The seal member 40 receives the supply pressure of fluid and moves toward the valve body 20, and the lip portion 43 adheres closely to the bottom surface portion 26a of the valve body 20. Thus, even if the lip portion 43 wears, since the seal member 40 is pressed toward the bottom surface portion 26a of the valve body 20, the lip portion 43 may be made to adhere closely to the bottom surface portion 26a, and the durability of the distribution valve 10 is improved.

The bottom surface portion 26a has a bar 26d extending in the circumferential direction that divides the third opening portion 27 so as to contact the thickened portion 43b immediately before closing when the opening area of the inlet 15 becomes zero.
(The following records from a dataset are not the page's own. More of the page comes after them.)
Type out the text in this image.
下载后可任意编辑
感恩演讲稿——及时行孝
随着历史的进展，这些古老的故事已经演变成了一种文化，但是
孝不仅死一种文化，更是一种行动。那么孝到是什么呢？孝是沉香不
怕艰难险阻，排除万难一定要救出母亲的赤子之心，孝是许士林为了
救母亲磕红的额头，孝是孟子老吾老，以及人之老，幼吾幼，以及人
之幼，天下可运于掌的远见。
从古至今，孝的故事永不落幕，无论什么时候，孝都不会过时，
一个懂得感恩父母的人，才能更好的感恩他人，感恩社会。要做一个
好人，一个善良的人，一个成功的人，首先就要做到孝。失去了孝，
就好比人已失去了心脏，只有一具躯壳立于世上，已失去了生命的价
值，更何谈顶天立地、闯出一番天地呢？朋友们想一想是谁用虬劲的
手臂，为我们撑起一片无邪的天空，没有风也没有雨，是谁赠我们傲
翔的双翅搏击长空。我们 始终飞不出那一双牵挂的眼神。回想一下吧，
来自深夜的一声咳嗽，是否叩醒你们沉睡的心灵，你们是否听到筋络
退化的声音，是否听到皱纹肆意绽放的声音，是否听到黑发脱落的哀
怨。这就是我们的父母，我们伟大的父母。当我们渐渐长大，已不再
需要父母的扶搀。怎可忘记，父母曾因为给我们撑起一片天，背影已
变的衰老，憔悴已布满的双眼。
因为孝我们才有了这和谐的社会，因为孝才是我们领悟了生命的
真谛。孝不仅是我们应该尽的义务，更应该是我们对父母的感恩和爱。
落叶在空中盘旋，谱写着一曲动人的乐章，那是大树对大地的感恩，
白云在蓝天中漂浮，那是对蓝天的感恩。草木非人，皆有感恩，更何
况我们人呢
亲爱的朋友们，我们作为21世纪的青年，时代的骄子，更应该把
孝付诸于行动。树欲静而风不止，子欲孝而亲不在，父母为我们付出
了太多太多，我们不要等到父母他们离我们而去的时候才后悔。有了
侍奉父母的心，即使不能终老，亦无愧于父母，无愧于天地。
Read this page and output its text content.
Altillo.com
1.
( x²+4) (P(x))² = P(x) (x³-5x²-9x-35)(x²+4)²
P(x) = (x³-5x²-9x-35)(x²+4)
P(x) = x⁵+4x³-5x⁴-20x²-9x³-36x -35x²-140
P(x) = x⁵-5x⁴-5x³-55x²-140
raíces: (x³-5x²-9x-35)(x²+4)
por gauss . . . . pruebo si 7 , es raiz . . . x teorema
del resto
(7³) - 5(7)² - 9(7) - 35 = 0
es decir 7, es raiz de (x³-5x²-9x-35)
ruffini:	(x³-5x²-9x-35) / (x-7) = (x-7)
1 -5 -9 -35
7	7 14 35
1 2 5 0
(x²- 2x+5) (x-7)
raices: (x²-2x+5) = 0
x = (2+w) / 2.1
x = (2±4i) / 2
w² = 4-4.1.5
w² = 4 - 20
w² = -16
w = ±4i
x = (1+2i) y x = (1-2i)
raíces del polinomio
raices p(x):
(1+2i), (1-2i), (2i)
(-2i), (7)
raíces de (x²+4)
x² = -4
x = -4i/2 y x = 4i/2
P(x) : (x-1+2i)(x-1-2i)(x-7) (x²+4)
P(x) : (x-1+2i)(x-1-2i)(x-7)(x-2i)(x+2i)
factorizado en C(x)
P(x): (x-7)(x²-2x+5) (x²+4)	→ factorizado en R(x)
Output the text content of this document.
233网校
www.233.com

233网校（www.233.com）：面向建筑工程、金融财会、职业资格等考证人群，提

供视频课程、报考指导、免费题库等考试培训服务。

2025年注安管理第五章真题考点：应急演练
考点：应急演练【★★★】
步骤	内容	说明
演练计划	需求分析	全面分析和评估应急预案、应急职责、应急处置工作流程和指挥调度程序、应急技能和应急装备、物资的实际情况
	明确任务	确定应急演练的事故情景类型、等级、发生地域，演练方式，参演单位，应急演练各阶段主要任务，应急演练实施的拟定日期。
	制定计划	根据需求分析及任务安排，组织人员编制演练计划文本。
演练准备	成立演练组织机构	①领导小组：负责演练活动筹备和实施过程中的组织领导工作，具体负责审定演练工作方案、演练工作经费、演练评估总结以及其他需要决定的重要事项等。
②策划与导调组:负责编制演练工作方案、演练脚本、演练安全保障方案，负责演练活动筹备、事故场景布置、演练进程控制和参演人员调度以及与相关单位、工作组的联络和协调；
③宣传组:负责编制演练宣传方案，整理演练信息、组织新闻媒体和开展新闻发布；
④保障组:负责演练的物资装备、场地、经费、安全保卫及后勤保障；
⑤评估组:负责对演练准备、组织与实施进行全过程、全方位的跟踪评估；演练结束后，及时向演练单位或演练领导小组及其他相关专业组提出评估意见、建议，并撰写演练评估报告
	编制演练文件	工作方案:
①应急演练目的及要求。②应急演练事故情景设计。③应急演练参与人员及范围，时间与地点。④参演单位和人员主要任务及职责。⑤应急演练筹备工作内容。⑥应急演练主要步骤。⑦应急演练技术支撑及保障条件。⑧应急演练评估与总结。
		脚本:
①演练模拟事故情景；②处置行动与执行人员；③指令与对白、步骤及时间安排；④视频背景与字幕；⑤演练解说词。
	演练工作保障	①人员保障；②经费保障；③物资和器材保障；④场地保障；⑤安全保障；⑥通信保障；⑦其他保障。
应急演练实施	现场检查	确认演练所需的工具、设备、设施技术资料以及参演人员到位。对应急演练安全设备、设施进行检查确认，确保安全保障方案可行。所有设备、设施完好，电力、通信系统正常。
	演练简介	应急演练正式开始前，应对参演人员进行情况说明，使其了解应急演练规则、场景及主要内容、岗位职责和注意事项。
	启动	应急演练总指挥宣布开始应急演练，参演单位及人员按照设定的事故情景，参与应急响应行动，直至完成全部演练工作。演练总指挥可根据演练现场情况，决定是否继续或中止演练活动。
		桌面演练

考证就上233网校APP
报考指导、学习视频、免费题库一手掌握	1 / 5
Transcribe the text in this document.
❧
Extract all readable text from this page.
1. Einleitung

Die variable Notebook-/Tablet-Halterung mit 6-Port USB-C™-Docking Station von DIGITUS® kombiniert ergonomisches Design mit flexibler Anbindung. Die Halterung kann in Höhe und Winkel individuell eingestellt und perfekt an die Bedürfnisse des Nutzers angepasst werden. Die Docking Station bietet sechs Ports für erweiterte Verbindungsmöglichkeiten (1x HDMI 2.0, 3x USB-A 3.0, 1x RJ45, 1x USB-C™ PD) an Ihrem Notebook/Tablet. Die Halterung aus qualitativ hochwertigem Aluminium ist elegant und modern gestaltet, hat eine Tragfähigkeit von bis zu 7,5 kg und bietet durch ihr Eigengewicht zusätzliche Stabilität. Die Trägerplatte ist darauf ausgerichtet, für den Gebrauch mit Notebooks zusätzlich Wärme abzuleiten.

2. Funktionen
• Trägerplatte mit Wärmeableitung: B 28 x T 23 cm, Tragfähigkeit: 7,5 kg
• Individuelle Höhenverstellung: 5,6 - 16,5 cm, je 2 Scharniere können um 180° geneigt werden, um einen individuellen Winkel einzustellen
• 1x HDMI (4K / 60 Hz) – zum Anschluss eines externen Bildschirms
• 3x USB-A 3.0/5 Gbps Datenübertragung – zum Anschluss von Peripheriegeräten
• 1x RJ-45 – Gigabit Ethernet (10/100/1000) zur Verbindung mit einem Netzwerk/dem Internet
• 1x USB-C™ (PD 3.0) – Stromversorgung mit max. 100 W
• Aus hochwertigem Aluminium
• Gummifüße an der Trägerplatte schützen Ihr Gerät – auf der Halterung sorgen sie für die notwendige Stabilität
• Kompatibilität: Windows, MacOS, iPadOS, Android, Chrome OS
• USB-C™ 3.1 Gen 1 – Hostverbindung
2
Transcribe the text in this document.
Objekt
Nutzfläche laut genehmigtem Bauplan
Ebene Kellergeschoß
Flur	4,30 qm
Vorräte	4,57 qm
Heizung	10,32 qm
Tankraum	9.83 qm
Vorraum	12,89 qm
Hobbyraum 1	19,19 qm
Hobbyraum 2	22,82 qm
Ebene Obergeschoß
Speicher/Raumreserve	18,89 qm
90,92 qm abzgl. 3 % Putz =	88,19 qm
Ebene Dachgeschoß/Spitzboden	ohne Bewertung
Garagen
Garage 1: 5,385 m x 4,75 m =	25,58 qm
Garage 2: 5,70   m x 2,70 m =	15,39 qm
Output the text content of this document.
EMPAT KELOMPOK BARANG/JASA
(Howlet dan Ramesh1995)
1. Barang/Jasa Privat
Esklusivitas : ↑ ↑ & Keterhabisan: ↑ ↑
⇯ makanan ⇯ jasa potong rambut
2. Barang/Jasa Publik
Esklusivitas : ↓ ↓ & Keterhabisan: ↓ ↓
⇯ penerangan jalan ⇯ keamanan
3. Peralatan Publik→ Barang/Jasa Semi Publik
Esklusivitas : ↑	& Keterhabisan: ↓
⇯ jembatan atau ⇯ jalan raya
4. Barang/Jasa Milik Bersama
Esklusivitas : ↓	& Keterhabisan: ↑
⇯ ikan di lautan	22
When the opening area of the inlet 15 is reduced by the rotation of the valve body 20, the thickened portion 43b tends to be pulled into the third opening portion 27 by the fluid flowing into the third opening portion 27, but the pulling of the thickened portion 43b may be suppressed by the bar 26d provided in the third opening portion 27 extending in the circumferential direction. Thus, when the valve body 20 is rotated to close the inlet 15, the thickened portion 43b of the lip portion 43 becomes more difficult to be caught in the third opening portion 27, and the wear of the lip portion 43 may be suppressed.

The distribution valve 10 is applicable to devices other than the hot water supply device 1, and the fluid may be something other than tap water. Furthermore, those skilled in the art may implement various modification examples to the aforementioned embodiment without departing from the spirit of the disclosure, and the disclosure encompasses such modification examples.